Detective La Toya needed to replenish her “Getting To The Bottom, Side And Top of Everything” fund, so she sold a few stories to the News of the World about her brother Michael Jackson and his one true soulmate Bubbles. La Toya (or as Bubbles calls her “Who’s this trick?“) says that Michael really wanted to have a conversation of words with Bubbles, so he consulted with several professionals about making his dream happen. La Toya explains:
“Michael always wanted to know how to make Bubbles speak and talk. They definitely communicated.
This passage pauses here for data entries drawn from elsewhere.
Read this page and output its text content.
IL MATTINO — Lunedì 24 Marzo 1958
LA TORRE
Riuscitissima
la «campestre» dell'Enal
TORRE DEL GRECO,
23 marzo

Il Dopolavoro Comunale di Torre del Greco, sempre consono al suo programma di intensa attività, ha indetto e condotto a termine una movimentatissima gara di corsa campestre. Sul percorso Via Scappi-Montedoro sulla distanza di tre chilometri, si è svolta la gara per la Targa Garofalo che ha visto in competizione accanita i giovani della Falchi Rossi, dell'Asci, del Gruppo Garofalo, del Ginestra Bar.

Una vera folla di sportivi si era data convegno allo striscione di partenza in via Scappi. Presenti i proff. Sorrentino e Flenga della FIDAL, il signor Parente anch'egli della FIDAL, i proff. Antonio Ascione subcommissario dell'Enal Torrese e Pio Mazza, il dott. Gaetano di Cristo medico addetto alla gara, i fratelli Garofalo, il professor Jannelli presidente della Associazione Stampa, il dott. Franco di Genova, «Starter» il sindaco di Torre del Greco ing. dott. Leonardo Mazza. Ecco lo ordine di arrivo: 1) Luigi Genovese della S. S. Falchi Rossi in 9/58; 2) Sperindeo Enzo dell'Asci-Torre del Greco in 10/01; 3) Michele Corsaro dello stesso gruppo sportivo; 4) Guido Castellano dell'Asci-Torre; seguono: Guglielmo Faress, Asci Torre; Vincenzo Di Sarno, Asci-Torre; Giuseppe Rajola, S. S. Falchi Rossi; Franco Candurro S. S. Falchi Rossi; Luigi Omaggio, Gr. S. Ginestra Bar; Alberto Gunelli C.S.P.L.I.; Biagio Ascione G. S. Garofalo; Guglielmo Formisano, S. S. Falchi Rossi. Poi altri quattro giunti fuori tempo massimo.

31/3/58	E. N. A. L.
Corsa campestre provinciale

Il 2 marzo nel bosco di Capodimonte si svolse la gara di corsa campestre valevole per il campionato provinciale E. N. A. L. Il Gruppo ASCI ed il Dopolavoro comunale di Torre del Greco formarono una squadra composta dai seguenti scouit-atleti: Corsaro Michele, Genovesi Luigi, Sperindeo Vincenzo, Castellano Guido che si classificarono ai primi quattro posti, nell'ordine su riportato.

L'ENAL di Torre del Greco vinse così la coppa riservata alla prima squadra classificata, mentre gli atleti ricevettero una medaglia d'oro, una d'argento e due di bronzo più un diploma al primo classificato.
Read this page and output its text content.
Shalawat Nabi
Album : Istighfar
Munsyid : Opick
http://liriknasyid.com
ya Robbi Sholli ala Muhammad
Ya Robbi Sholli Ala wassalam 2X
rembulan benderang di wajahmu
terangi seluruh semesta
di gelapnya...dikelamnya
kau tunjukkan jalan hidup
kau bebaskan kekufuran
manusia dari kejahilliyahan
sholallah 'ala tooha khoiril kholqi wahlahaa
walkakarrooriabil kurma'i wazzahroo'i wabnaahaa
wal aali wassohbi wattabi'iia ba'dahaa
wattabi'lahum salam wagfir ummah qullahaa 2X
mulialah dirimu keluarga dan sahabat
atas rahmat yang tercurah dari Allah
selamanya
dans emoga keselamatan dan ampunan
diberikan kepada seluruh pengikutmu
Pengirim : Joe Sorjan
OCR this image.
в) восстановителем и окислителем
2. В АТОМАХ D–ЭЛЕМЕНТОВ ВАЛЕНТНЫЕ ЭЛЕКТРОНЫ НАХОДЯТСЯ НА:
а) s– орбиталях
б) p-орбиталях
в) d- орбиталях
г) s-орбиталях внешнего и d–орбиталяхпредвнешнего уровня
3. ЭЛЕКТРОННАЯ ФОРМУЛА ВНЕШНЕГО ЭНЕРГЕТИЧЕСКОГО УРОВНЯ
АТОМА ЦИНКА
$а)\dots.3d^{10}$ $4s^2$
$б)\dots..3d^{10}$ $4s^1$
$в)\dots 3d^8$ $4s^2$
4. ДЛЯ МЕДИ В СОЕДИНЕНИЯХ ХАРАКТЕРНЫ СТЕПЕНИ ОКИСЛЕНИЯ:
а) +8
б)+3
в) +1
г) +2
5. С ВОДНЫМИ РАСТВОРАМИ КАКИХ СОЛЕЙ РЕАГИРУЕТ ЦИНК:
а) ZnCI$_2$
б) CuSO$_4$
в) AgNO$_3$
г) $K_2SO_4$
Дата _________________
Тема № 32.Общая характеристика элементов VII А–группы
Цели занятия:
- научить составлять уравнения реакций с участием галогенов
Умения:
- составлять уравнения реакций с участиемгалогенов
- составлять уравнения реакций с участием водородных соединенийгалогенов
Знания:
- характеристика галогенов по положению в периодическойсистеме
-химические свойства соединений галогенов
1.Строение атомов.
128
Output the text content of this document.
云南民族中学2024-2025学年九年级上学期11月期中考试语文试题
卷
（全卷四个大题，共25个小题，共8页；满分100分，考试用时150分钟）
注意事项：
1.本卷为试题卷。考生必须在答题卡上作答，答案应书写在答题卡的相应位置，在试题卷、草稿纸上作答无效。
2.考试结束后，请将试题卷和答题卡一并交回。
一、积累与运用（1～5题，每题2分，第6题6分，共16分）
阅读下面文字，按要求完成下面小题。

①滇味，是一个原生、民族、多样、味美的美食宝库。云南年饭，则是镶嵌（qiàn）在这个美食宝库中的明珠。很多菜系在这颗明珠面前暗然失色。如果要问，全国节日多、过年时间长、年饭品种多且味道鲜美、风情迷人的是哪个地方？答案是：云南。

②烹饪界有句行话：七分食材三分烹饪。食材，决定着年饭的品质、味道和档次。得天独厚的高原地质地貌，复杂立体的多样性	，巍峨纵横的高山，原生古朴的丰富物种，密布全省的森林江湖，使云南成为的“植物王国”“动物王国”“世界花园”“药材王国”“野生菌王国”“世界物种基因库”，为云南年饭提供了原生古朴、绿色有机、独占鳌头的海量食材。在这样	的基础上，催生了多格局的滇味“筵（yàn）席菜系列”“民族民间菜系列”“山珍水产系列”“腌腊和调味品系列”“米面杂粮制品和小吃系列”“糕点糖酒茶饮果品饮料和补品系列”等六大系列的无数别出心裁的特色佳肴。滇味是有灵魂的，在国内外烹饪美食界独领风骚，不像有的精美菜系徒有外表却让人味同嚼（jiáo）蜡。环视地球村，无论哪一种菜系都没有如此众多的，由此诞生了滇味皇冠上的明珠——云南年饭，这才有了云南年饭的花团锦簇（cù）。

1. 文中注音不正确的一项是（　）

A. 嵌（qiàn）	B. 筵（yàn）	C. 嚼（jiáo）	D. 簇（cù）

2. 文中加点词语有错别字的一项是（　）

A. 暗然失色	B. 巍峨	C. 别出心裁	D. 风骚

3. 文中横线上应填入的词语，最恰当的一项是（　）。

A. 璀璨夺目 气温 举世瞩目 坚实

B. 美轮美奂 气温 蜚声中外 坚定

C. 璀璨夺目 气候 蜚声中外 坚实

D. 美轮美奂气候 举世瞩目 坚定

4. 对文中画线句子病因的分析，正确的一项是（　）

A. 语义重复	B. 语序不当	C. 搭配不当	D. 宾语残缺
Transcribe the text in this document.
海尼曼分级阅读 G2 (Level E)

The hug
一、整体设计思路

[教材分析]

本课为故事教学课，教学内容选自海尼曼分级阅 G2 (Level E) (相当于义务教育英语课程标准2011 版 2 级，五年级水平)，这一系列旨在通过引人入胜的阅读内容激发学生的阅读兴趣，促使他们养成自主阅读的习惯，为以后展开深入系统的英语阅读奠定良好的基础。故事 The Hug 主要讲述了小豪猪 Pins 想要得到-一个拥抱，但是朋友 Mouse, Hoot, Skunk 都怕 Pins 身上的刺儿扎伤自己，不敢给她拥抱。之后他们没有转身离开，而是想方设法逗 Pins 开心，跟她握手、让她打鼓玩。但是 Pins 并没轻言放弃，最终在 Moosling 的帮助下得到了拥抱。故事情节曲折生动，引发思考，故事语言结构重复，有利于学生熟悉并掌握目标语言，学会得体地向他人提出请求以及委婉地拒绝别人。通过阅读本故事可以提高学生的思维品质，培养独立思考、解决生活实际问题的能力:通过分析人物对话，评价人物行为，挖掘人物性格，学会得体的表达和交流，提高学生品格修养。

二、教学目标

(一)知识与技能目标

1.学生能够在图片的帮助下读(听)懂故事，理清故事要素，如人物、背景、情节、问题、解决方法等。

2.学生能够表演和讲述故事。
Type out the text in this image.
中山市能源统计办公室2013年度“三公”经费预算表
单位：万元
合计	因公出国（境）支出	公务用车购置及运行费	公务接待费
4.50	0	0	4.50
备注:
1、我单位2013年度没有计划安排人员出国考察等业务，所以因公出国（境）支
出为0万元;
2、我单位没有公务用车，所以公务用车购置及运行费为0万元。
One morning Michael called me said ‘You got to see this – he mimics everything I do’. So Michael starts brushing his teeth and Bubbles looks up and gets a tooth brush and starts brushing his teeth too. Then he wanted to give him vocal chords and asked doctors ‘Can I give him an operation so that I can know what his thoughts are’.”
The doctors warned MJ that operating on Bubbles’ larynx could eff him up for good, so they scratched that plan. But MJ still paid ape experts thousands of dollars to try to teach Bubbles how to talk. In the end, everyone learned that getting Bubbles to spit out human words was about as impossible as getting La Toya to make sense. But seriously, you know Bubbles just stayed mute because he didn’t have shit to say to any of them.
And why the hell would anybody give their pet the ability to curse their asses out? I mean, my dog already screams “I HATE YOU” with his eyes when I refuse to share my McDonald’s with him, so I really don’t need to hear those words from his mouth too.